/Keplar-Exoplanets-ML

A machine learning exercise to classify potential planets outside of our solar system, using data from the NASA Keplar telescope.

Primary LanguageJupyter Notebook

Keplar Exoplanet Exploration - machine learning

exoplanets.jpg

This exercise was based on data collected on potential planets outside of our solar system ("exoplanets"). Over a period of nine years in deep space, the NASA Kepler space telescope conducted a planet-hunting mission to discover hidden planets outside of our solar system. The resulting dataset includes data on objects considered potential candidates for exoplanet classification, with information on various features that could be used to determine it's candidacy as an exoplanet, as well as the final classification. The purpose of this exercise was to create machine learning models capable of classifying candidate exoplanets from the raw dataset by evaluating data collected during this period.

Data Source: https://www.kaggle.com/nasa/kepler-exoplanet-search-results

Further information on the Keplar data, including a glossary of the individual features, is available at: https://exoplanetarchive.ipac.caltech.edu/docs/API_kepcandidate_columns.html#pdisposition

Steps for creating the models:

  1. Preprocessing the raw data
  2. Tuning the models
  3. Comparing the models

1) Preprocessing the Data

  • Preprocessing the dataset prior to fitting the model.
  • Performing feature selection and remove unnecessary features.
  • Using MinMaxScaler (initially) to scale the numerical data.
  • Separating the data into training and testing data.

2) Tuning Model Parameters

  • Useing GridSearch to tune model parameters.
  • Tuning and comparing at least two different classifiers.

3) Model Comparison

Model 1 SVM

After reading in the data, I had to decide which features to keep for the model.

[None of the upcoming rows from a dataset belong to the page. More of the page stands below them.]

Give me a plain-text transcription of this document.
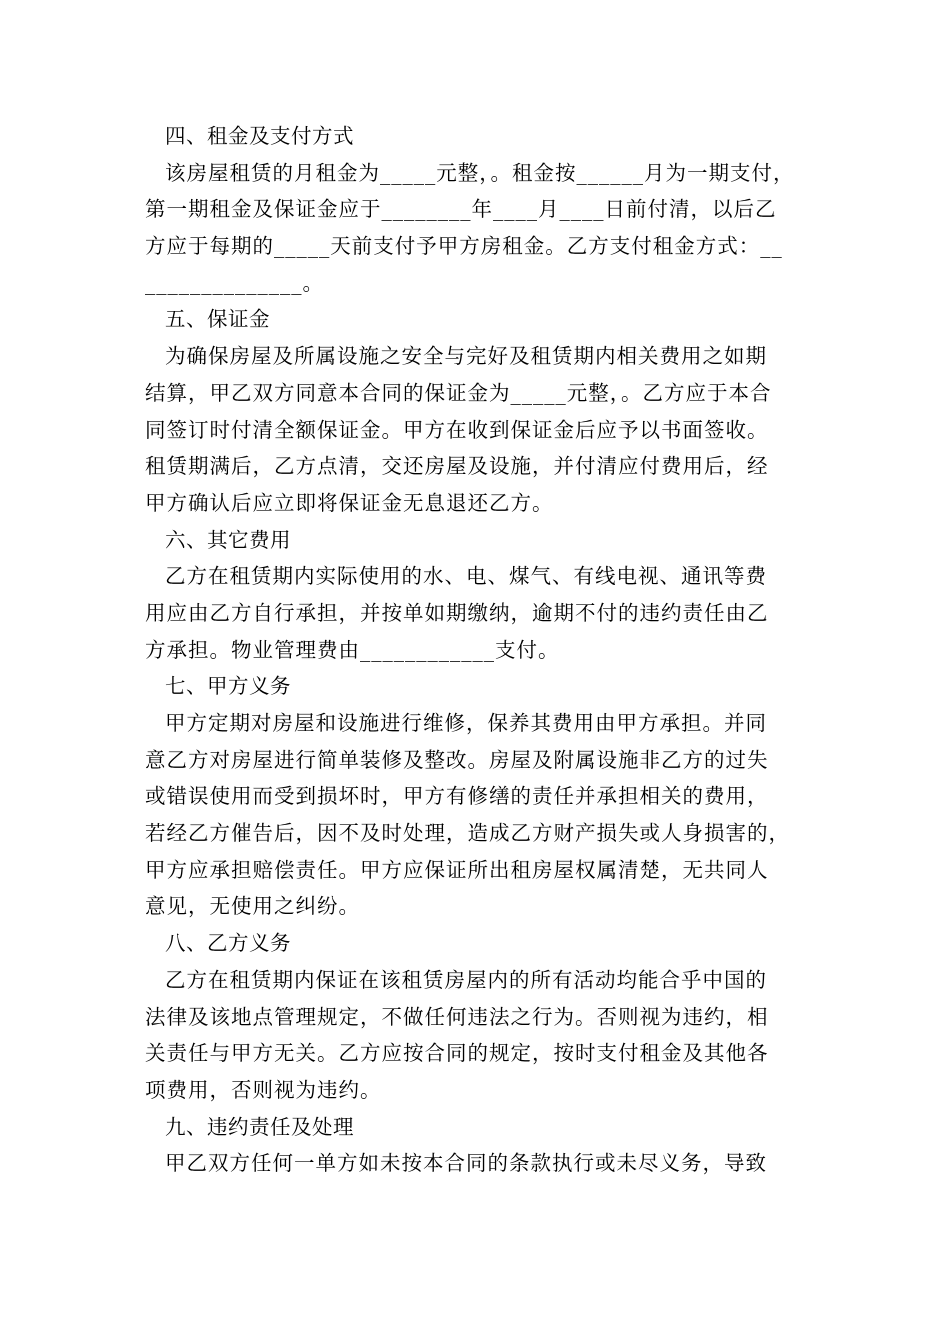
四、租金及支付方式
该房屋租赁的月租金为_____元整，。租金按______月为一期支付，
第一期租金及保证金应于________年____月____日前付清，以后乙
方应于每期的_____天前支付予甲方房租金。乙方支付租金方式：__
______________。
五、保证金
为确保房屋及所属设施之安全与完好及租赁期内相关费用之如期
结算，甲乙双方同意本合同的保证金为_____元整，。乙方应于本合
同签订时付清全额保证金。甲方在收到保证金后应予以书面签收。
租赁期满后，乙方点清，交还房屋及设施，并付清应付费用后，经
甲方确认后应立即将保证金无息退还乙方。
六、其它费用
乙方在租赁期内实际使用的水、电、煤气、有线电视、通讯等费
用应由乙方自行承担，并按单如期缴纳，逾期不付的违约责任由乙
方承担。物业管理费由____________支付。
七、甲方义务
甲方定期对房屋和设施进行维修，保养其费用由甲方承担。并同
意乙方对房屋进行简单装修及整改。房屋及附属设施非乙方的过失
或错误使用而受到损坏时，甲方有修缮的责任并承担相关的费用，
若经乙方催告后，因不及时处理，造成乙方财产损失或人身损害的，
甲方应承担赔偿责任。甲方应保证所出租房屋权属清楚，无共同人
意见，无使用之纠纷。
八、乙方义务
乙方在租赁期内保证在该租赁房屋内的所有活动均能合乎中国的
法律及该地点管理规定，不做任何违法之行为。否则视为违约，相
关责任与甲方无关。乙方应按合同的规定，按时支付租金及其他各
项费用，否则视为违约。
九、违约责任及处理
甲乙双方任何一单方如未按本合同的条款执行或未尽义务，导致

For the initial model, I decided to eliminate err1 and err2 columns for all features, and keep just the initial data column for each feature (period, time, impact, duration, depth, etc). After that, I assigned x and y values for the model, and then split the data into "train" and "test" subsets. The data were then scaled and normalized to improve accuracy, with smaller gaps between data points (i.e. adjusting the weighting of each point) within the model. Lastly, GridSearchCV was used to tune the model's parameters.

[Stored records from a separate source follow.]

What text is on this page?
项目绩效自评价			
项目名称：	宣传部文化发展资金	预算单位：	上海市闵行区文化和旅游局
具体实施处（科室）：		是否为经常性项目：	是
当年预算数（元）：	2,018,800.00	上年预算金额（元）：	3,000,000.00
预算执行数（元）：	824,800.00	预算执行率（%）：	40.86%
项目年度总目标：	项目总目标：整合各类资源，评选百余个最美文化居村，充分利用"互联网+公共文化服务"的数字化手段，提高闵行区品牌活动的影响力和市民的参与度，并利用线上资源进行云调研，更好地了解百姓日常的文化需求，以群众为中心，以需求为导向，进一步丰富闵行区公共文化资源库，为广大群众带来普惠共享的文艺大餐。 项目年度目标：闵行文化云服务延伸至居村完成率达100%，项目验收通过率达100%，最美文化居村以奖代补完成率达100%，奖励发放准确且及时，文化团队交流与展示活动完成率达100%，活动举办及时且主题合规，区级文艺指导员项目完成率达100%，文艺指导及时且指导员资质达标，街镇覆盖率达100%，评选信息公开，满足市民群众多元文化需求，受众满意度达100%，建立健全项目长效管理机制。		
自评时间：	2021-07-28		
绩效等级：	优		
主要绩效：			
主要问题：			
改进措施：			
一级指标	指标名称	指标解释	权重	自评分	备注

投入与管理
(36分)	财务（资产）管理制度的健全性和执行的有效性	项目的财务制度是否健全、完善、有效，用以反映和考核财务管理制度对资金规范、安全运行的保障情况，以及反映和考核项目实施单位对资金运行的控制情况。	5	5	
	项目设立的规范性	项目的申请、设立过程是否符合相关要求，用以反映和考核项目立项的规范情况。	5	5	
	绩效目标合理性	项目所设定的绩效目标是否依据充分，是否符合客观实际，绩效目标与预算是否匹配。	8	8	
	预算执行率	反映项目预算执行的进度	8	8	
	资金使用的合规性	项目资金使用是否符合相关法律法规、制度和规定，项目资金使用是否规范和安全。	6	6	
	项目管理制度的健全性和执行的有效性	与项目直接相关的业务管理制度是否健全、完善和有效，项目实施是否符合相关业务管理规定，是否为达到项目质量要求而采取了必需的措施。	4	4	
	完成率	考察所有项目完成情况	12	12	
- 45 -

Initial results Training Data Score: 0.8167079916078581 Testing Data Score: 0.7946224256292906

GridSearchCV tuning 0.82052260156399

The GridSearchCV tuning did improve the accuracy of the model a bit, but the model seemed to have some space for improvement.


Model 2 Logistic Regression

The data cleaning and preprocessing steps were the same as for model 1. In this model, StandardScaler was used to scale and onrmalize the data instead of MinMaxScaler, with slightly better results.

Training Data Score: 0.8247186725157353 Testing Data Score: 0.8089244851258581

The results after using GridSearchCV to tune the model's parameters show more noticable improvement: 0.8331108144192256


Model 3 All Data Fields

The final model included all of the data from the data set, without eliminating any of the columns, essentially restoring the err1 and err2 columns. This noticeably improved the accuracy of the model.

Training Data Score: 0.8922372687392714 Testing Data Score: 0.8884439359267735

Results after using GridSearchCV to tune the model's parameters only showed slight improvements 0.8891855807743658


CONCLUSION

Model 3 produced the best results, with the performance after tuning with GridSearchCV being the best, but not significantly better than the initial model. For all three models, changing the grid parameters for C and gamma values did not produce any score improvement.